First impression of how quickly it sanded was quite positive as it went through the veneer on a piece of plywood within seconds using the enclosed 80 grit belt (may not be a positive if you want to use it on plywood!). Moved on to a larger piece to see how easy it was to control and after getting used to it for a few minutes it was fairly easy to maneuver. After the initial experimenting I realized I could easily use this sander with one hand so I removed the front handle (I have fairly large hands but if you have smaller hands you probably won't be able to use it one-handed). Also, I could tell it was heavier than my random orbit but not by much so I weighed both of them (see the pics below) and it weighed about 2 pounds more. 

Removing material this quickly definitely causes a lot of dust but this sander does not come with a bag so I just stuck on the cannister from my random orbit sander for the quick test. I found that was pretty much useless so I'll connect it to my tool vac for some real testing later tonight since it does come with a ftting sized to the Porter Cable hose. 

A couple of things I noticed so far that were actually brought up in the reviews on Amazon were the fact that it does seem to get a bit hotter quicker and the spring on the tracking knob is definitely too weak as mentioned so I will replace that. Also, the switch is in a very convenient spot however I have a feeling I'll be hitting it accidentally since I found resting my index finger above it was very comfortable. Overall it appears to be a pretty well thought out tool that will not replace my random orbit but will definitely find a lot of use in my shop (the tool shop owner said a lot of guys have been buying these for scribing and door edge work etc).
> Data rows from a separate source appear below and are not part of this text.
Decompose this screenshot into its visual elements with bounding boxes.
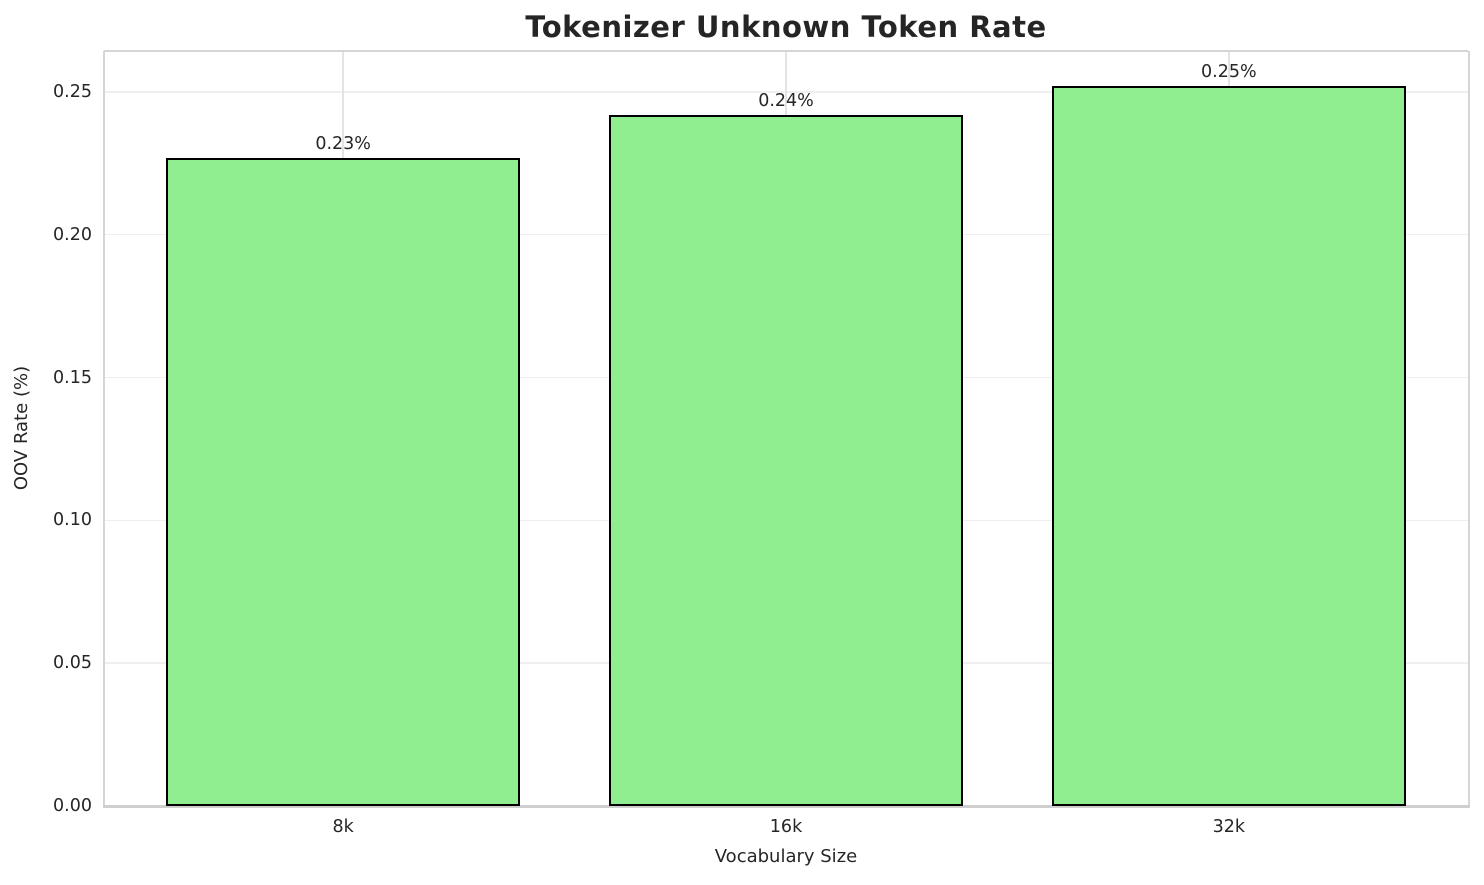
y-axis-label: OOV Rate (%) <box>11 365 32 491</box>
spine-left <box>103 51 105 807</box>
spine-top <box>104 50 1468 52</box>
y-tick-label: 0.25 <box>53 81 92 102</box>
bar-value-label: 0.23% <box>315 133 371 154</box>
y-tick-label: 0.00 <box>53 796 92 816</box>
chart-title: Tokenizer Unknown Token Rate <box>525 10 1047 44</box>
y-tick-label: 0.20 <box>53 224 92 245</box>
x-tick-label-16k: 16k <box>769 817 803 837</box>
bar-value-label: 0.24% <box>758 90 814 111</box>
spine-right <box>1468 51 1470 807</box>
y-tick-label: 0.10 <box>53 510 92 531</box>
x-tick-label-32k: 32k <box>1212 817 1246 837</box>
plot-area: 0.23% 0.24% 0.25% <box>103 50 1470 808</box>
bar-8k <box>166 157 521 806</box>
y-tick-label: 0.05 <box>53 653 92 674</box>
x-axis-label: Vocabulary Size <box>714 846 858 867</box>
y-tick-label: 0.15 <box>53 367 92 388</box>
bar-32k <box>1051 86 1406 806</box>
x-tick-label-8k: 8k <box>332 817 354 837</box>
spine-bottom <box>103 805 1470 808</box>
bar-16k <box>608 114 964 806</box>
bar-value-label: 0.25% <box>1201 62 1257 83</box>
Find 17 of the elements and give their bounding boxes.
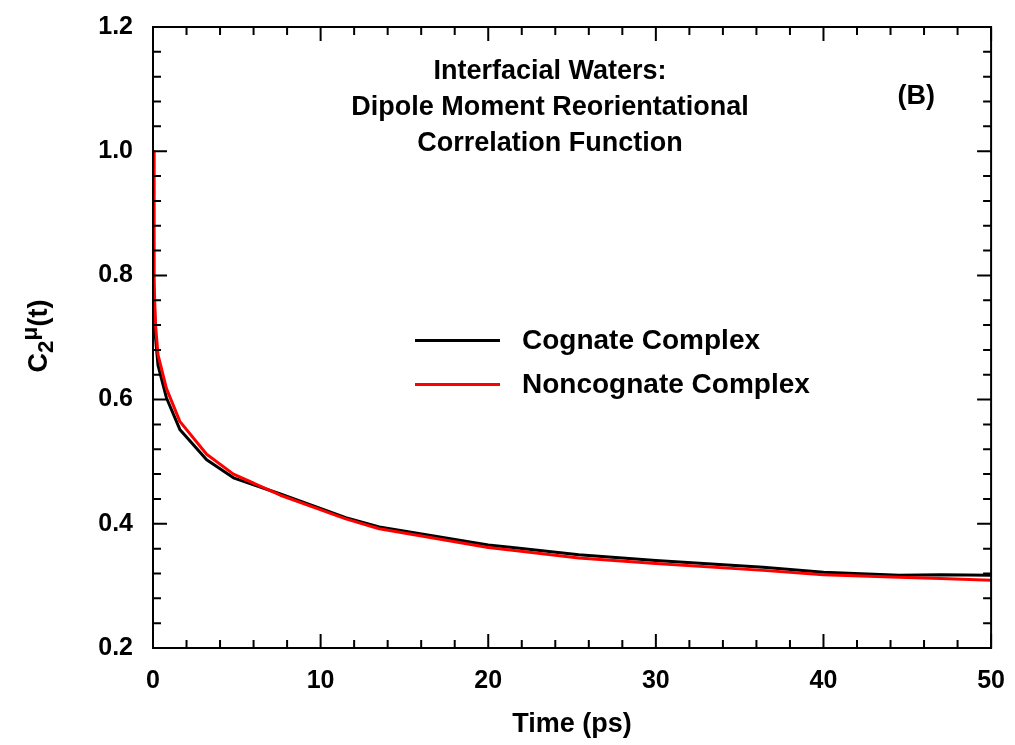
x-tick-label: 0 [146,664,160,693]
x-tick-label: 50 [977,664,1005,693]
y-tick-label: 0.4 [98,507,134,536]
x-axis-title: Time (ps) [512,708,632,739]
legend-label: Cognate Complex [522,324,761,356]
y-tick-label: 0.6 [98,383,133,412]
y-tick-label: 1.0 [98,135,133,164]
legend-label: Noncognate Complex [522,368,810,400]
y-tick-label: 0.8 [98,259,134,288]
annotation: (B) [897,80,935,111]
x-tick-label: 10 [306,664,335,693]
text: Interfacial Waters: Dipole Moment Reorientational Correlation Function [350,54,750,159]
y-tick-label: 1.2 [98,10,133,39]
y-tick-label: 0.2 [98,631,133,660]
x-tick-label: 40 [809,664,838,693]
x-tick-label: 20 [474,664,503,693]
x-tick-label: 30 [641,664,670,693]
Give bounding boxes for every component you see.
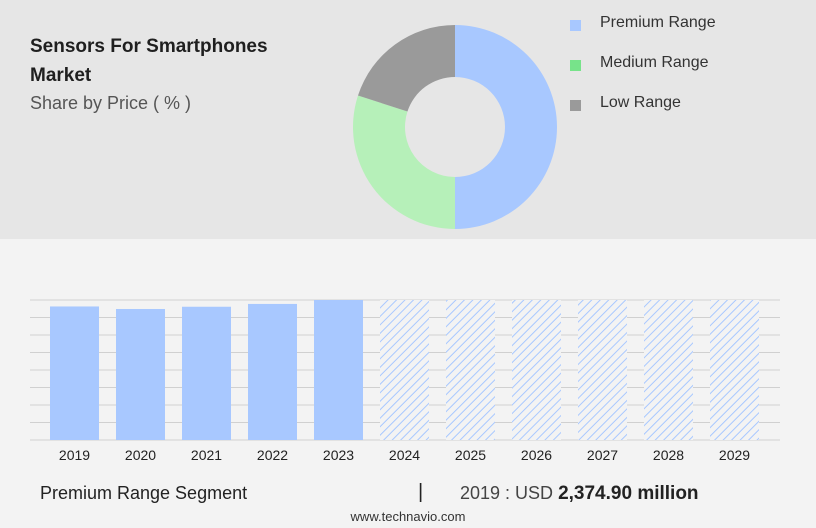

I'm going to experiment some more tonight and if anyone has questions or would like me to try something specific just let me know.


----------



## Marv (Nov 30, 2008)

Almost forgot to mention I ended up taking this one back as it didn't work out as well as I had hoped.:sad:


----------



## mmtools (Aug 21, 2008)

Good review! You brought up just about every issue there is with this tool.


----------



## BobbyfromHouston (Jul 4, 2008)

This sander does not come with a dust collection bag?
If you use a hose from a standard shop vac how well does it do?


----------



## Marv (Nov 30, 2008)

BobbyfromHouston said:


> This sander does not come with a dust collection bag?
> If you use a hose from a standard shop vac how well does it do?


No bag nor canister included and one thing it did do pretty well was collect dust when connected to the vacuum.


----------



## TheRecklessOne (Jul 22, 2008)

I haven't had any issues with mine, but I've only used it a couple times. Mine didn't come with a case it came only in a cardboard box. I removed the handle and the adapter for dust collection, but I don't run a power planer, biscuit joiner, or a belt sander in my shop...too small ;o( Everything is done outside. I recently picked up a ton of belts from home depot on clearance for a buck a pack though.


----------